In languages and libraries that allow FSM and pure functional kernel based designs you can get just as clear logic that is expressible not just to the programmer but also to business personnel. It's counter-intuitive to a certain extent because so much of programming is built around imperative programming but FSM based logic is and will continue to be easier to understand long term because you can trivially visualise it graphically. This ultimately is what a lot of the functional paradigm is built around. Use the mathematical and graphical representations we've used to understand systems for decades. They are well understood and most people can understand them with little to no additional education past what they learned in their business or engineering bachelors degrees.
Most professions have a healthy respect for the base materials they work with no matter how high the abstractions and structures they build with it go. Artists know their paints, stone, metal, etc. Engineers know their melaterials as well. They build by taking the advantages of each material into consideration, not assuming that it's no longer relevant to their job because they get to just work in I-beams. Programmers would do well to adopt a healthy respect for their base materials, and it seems like often we don't.
I disagree with how your use of "just" here. It's common for programmers to dismiss the importance of syntax but syntax and notation are the interface and UX between the language semantics and your brain. It's no less important to get this right. There's a half-joke that Europe was able to rapidly advance in Calculus beyond Britain due to the superiority of Leibniz notation.
> healthy respect for their base materials
What's unique about computers is the theoretical guarantee that the base does not matter. Whether by lambda calculus, register machines or swarms of soldier crabs running from birds in specially designed enclosures, we're fine as long as we appropriately encode our instructions.
> bunch of branches and loops
You could also easily say it's just a bunch of state machines.

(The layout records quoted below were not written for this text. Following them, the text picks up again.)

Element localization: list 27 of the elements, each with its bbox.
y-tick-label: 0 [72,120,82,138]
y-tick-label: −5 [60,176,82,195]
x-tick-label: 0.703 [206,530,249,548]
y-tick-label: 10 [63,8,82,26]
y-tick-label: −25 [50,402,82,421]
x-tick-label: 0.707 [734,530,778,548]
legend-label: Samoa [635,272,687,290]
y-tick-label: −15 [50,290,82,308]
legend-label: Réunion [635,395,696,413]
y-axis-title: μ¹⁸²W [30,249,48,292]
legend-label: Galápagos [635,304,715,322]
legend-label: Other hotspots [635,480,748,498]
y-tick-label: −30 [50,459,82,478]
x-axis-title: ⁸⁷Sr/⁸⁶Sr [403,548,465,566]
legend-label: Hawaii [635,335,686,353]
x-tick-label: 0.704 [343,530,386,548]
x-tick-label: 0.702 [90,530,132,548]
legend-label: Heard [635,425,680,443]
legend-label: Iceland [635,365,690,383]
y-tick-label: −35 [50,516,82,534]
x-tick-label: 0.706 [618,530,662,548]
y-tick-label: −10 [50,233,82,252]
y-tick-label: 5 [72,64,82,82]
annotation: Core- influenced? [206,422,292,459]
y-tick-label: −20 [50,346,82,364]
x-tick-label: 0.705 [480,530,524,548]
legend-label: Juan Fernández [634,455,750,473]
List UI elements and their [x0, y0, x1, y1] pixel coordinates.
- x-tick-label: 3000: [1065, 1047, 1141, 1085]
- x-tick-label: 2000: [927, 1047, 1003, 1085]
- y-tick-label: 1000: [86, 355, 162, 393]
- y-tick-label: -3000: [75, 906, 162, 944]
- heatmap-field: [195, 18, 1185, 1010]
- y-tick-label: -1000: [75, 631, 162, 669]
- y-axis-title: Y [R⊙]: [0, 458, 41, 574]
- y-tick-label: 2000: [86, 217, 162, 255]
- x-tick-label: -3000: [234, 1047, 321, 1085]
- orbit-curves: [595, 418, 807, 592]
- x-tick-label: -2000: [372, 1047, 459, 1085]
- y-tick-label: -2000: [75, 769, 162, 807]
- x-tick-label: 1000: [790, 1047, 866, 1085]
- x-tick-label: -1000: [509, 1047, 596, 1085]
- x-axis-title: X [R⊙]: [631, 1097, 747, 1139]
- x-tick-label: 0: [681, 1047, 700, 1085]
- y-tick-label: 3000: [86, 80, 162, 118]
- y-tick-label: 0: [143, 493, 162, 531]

We outsource tedious complexity and fine details to compiler abstractions. They track things for us that have analogues in logical deduction so that as long we follow their restrictions, we get a few guarantees. When say, writing asynchronous non-deterministic distributed programs, you'll need all the help you can get.
Even designing close to the machine (which most programs will not need) by paying attention to cache use, memory layout, branch divergence or using SIMD remain within the realm of abstractions.
It is a must, because decades of business requirement built on top each other without understanding the whole is complex. Writing a JIT-compiler that can routinely change between interpreting code and executing it natively, a database optimizing queries, a mathematical library using some fancy algorithm are all complex, in a way that is not reducible.
Complexity easily outgrowth even the whole of our mathematics, we can’t prove any non-trivial property of a program, halting problem, etc.
So all in all, no, we can only respect our “base materials” by finding the proper abstraction for the problem, as our base material is complexity itself. It might be for loops and ifs, but it very well be a DSL built on top of who knows how many layers, because at that abstraction level can we even start to map the problem domain to human consumable ideas.
In my experience programming programming with primitives and basic flow control operations frequently tends to be at least be order of magnitude faster than more complex state management paradigms. Compilers are very good at optimizing that style of code. Loops often get unrolled, the and the branch predictor is kept happy. A good compiler may use vector expressions.
In many cases with cold code it flat out doesn't matter, the CPU is plenty fast, but when it does matter, explicit if-and-for code absolutely mops the floor with the alternatives.
You can optimize one specific query (quite painstakingly, I believe) to beat a general db, but it is very far from clear that “for loops will beat higher level abstractions”, imo.
With my own set-up I can have my data in pre-calculated immutable tables that are memory mapped off disk. That means I can write lock-free code. My updates are large hour-long batch operations off a written journal.
For the lexicon I'm also rolling a special one-way compression scheme/hash function that guarantees uniqueness but only works due to quirks with the data.
General purpose databases can't do these things, because then they wouldn't be general purpose databases.
SQL databases perform really well on average given your query is relatively optimized, but they do not represent the pinnacle of performance. Any time you want the fastest most efficient code to deal with a particular use case, it pays enormous dividends to roll your own implementation that has domain awareness. It means you can cut corners general solutions simply can't.
I’m yet to see a secretary who could “return a new table state such that as if documents became a right fold as binding together a map of composition of signing and copy routines over documents” instead of “get these documents from the table, copy, sign and put them back in a binder”. This is a nonsense some of us want to believe in, but it is not true.
If the project had instead been designed to have less unnecessary state and “transitions” it would have been a lot easier to make changes.
All those ideas sound good by themselves but they are really bad for “defensive” coding. Good luck selling a project to refactor something when it’s going to take multiple people-years. Once you’ve made the mistake of committing to an inflexible design it’s either that, replace/ignore the thing, or deal with low productivity as long as the thing exists.
Imperative code:
Take A and B.
Add C ml of Water.
Stir for 2 minutes.
If it thickened, add D grams of flour, else go back to stiring.
Imperative code quickly devolves to a point where it is no longer understandable by anyone but the developers who wrote it.
For problems where those are the right tools, sure. But they aren't the right tools for all problems any more than ifs and for loops are.